Building the data layer

Engineering2 min read

How we structure every image that moves through the studio: lightweight classification first, careful segmentation second, and SKU-level linkage throughout.

Every image that moves through Wearly Studio now passes through an annotation layer. The guiding principle is to spend as little as possible on the decisions that are cheap, so that we can afford to be careful on the decisions that are not.

The cheap decisions come first. A compact classifier assigns each image a role, such as front, back, detail, on-model, or flat lay, at a negligible cost per image. The same class of models flags which images contain readable brand labels and printed marks, then routes them on for detection and reading. Because these classifiers are small and fast, the entire history of the platform can be re-annotated in hours rather than weeks whenever a model improves.
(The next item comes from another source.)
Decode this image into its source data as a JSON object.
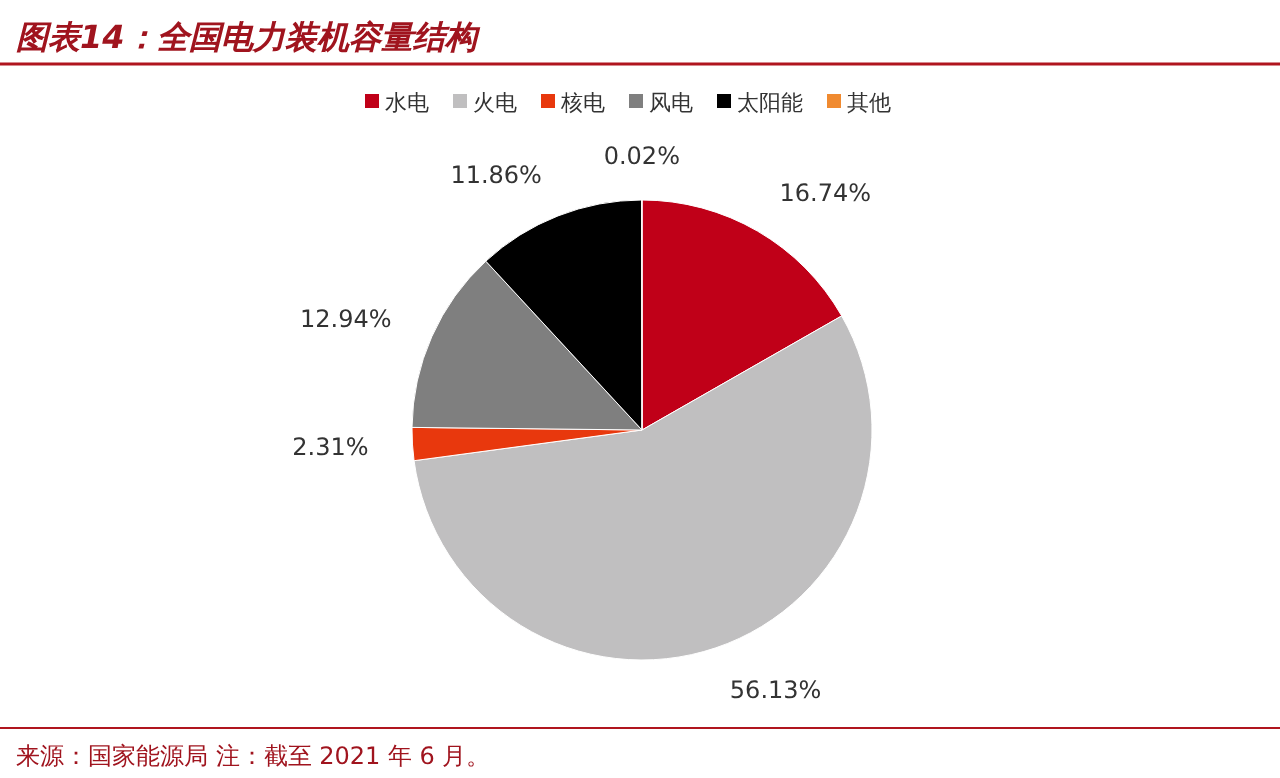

The careful work is segmentation. We separate the garment from the model wearing it and from the scene around it, at pixel accuracy. Masks are useful in two places. At generation time they let us condition and constrain models on the garment region specifically. At evaluation time they let us measure whether the garment, rather than the lighting or the pose, survived generation intact.

The step that makes the rest valuable is linkage. Every image is grouped to the physical SKU it depicts. This joins the original product photos with every image generated from them. The outcome is a graph that holds one garment, every reference of it, and every generated depiction of it, with a human-verified core layered on top.

None of this is research for its own sake. Role classification powers better defaults in the studio. Label detection protects the most commerce-sensitive region of a garment during generation. Masks improve conditioning today. At the same time, the graph that the layer produces is the training and evaluation substrate for the rest of the research program, which is why we treat the data layer as the first research investment rather than the last product feature.